Negative self-talk generally consists of one or more of the following:

  • Assumptions. Our minds may draw on our past experiences and beliefs that have been carried over to the present — even if those past experiences and beliefs aren't universal or 100% relevant to the current situation. Sometimes this type of negative self-talk is called "core beliefs” or assumptions. 

  • Generalized and black-and-white thinking. Negative self-talk thoughts may sound like definitive conclusions made during a stressful time. It's helpful to be aware that these types of thoughts might not actually account for the full complexity of a situation, as our minds can restrict our thinking during intense moments. Knowing this helps us to work with our minds to expand our thoughts and consider the situation more fully.  

  • Distorted thinking. Negative self-talk thoughts may focus on one outcome and not others or generalize one small detail into something that happens all the time.  Sometimes it helps to ask yourself a few questions to help you to understand if your thoughts could be tweaked to help you feel better.  

Good to Know

It can be helpful to read the Thought Errors list adapted from Aaron Beck, Ph.D. It is a list of common “errors” we make with our mind. Our mind uses these “errors” to help us make a complex situation, or difficult emotion, simpler. However, the nuances get lost in simplicity.

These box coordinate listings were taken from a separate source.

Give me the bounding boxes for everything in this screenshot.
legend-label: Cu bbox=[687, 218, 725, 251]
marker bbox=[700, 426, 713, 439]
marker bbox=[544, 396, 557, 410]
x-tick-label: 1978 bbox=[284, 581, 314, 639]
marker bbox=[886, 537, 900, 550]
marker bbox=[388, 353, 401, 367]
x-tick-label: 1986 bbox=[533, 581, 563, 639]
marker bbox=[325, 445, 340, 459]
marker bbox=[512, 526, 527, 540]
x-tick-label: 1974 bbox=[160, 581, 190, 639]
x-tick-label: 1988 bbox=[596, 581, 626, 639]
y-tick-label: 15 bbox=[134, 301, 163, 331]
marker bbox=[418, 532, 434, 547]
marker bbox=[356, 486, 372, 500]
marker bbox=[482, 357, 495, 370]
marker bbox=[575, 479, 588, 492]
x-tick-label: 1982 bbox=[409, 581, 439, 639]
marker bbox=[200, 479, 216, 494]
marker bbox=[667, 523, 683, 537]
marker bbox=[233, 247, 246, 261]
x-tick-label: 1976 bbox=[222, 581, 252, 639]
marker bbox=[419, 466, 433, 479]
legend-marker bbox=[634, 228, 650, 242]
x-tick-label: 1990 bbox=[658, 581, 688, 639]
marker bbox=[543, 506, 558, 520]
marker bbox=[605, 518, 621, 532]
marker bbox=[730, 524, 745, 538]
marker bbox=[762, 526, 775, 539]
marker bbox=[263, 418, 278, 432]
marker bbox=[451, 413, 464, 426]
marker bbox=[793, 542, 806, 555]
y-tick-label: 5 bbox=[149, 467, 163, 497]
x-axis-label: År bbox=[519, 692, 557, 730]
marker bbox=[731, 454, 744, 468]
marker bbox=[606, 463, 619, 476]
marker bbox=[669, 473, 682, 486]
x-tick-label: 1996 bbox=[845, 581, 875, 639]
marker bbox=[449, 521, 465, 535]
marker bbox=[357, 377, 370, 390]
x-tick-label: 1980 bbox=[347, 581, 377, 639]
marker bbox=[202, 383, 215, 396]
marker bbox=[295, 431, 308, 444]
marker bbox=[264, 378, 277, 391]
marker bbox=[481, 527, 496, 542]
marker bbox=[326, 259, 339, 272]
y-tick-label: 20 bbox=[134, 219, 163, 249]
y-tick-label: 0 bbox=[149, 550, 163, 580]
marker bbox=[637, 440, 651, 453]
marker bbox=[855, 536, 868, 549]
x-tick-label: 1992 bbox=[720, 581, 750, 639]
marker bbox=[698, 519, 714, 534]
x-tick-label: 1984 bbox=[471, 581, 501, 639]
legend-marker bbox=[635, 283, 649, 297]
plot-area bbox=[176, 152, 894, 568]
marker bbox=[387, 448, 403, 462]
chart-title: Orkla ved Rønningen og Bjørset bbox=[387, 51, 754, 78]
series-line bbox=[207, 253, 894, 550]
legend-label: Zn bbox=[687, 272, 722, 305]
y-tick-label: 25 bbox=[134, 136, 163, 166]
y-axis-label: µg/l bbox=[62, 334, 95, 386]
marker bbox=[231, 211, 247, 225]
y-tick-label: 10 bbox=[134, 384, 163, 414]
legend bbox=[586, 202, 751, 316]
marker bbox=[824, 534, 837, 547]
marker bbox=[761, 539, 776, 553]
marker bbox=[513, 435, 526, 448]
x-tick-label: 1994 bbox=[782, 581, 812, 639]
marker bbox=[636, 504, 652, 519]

Consider exploring the 7 Strategies for Adapting Your Thinking for some cancer-specific examples.

Exercise: Minimizing Negative Self-Talk

Write down one negative thought or belief you can remember from the last couple of days. Try re-writing the thought using the questions below. 

  • If a friend were saying this, what would I say to them? 

  • Is there another way to see this? Am I seeing all sides of it? 

  • Does it fall into one of the cognitive “errors”?